Recipe by LMC7420
A traditional spicy chicken soup from the heart of Mexico!
Top Review by Dr. Jenny
This soup was very simple to make and came together quickly. It was a great way to use up leftover chicken that we had grilled on a beer roaster a few days ago. I used jasmine rice, and I used a 15.5 oz can of garbanzo beans (this did not seem like too many beans). The only other modification that I made was that I added a little bit of leftover grilled bell pepper. I found the soup to be hearty and flavorful. I garnished my bowl with lots of fresh cilantro from the garden, which I just stirred into the leftovers in the pot afterwards. I thought the cilantro really made the soup and is a must. I also tried my soup with a little bit of shredded cheddar on top, and this seemed to be a nice, but unnecessary, addition. Thanks for posting this soup. I would make it again.

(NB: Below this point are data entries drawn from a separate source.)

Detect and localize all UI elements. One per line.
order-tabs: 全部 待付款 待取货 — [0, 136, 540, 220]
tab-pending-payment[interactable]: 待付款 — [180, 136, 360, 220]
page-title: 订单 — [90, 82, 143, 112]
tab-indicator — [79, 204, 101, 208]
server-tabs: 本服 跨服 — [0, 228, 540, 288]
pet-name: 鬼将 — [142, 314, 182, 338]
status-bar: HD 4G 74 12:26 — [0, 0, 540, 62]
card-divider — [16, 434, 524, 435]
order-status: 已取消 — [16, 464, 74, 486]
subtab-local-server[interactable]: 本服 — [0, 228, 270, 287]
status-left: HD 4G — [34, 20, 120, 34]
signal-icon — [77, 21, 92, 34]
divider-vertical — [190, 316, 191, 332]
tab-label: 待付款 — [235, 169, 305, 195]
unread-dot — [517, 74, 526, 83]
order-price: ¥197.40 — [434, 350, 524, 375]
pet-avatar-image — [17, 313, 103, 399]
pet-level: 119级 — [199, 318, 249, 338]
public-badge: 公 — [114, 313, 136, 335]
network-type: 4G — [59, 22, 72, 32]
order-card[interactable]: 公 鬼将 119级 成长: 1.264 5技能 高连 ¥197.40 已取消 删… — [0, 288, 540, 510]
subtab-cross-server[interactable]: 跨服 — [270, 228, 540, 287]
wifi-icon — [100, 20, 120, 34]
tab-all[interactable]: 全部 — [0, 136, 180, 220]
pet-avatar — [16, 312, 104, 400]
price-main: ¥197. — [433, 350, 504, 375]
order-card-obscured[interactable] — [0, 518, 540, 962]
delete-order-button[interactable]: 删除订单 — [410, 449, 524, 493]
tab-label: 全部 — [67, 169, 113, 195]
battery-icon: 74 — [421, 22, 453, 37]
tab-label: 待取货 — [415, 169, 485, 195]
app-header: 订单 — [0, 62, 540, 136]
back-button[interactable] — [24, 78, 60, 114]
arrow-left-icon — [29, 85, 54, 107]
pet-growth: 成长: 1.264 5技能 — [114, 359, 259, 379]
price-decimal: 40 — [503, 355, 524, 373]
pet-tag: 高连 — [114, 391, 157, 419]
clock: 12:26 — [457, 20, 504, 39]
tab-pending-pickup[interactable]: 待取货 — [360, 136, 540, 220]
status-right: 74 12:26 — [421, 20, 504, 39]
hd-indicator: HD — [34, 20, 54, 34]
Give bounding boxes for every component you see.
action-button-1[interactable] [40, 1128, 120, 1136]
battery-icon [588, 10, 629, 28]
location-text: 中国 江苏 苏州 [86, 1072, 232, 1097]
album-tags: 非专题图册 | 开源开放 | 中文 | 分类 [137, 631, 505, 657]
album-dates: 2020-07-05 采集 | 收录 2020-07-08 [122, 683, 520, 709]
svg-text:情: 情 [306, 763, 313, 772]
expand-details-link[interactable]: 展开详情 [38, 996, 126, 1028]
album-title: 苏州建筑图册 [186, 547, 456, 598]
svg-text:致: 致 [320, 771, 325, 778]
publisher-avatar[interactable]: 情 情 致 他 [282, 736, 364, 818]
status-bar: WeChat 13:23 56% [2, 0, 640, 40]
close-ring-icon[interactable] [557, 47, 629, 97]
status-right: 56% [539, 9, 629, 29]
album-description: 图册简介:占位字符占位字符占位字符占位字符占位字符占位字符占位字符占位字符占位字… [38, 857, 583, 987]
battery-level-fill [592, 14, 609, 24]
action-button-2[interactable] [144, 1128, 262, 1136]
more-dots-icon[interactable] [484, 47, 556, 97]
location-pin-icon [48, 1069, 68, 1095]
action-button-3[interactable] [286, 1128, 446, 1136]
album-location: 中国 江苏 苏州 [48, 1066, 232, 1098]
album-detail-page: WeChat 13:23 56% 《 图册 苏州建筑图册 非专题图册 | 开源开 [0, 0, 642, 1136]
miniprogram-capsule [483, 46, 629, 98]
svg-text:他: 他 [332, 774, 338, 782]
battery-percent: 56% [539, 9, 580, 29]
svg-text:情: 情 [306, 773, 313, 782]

- 1 (32 ounce) can chicken broth
- 1 (10 ounce) can vegetable broth
- 1 (4 ounce) can chipotle chiles in adobo
- 1 cup uncooked white rice
- 1 (10 ounce) can garbanzo beans, drained
- 1 -2 cup shredded cooked chicken (optional)
- fresh cilantro (if you can find it) or epazote (if you can find it)
Directions See How It's Made
- In a large stockpot, combine chicken broth, vegetable broth and approximately 4 cups water. Cover and bring to a boil.
- Add rice and simmer, covered, until rice is done, about 20 minutes.
- Empty can of chipotle peppers with sauce into blender and blend until very smooth.
- Using a small strainer, carefully strain about 1-2 tablespoons of chipotle mixture into soup. Be careful with this & test broth as you mix peppers in, it makes broth VERY spicy!
- Add garbanzo beans, chicken meat and simmer 5 minutes more, adding salt to taste.
- Garnish soup with cilantro or epazote leaves and enjoy!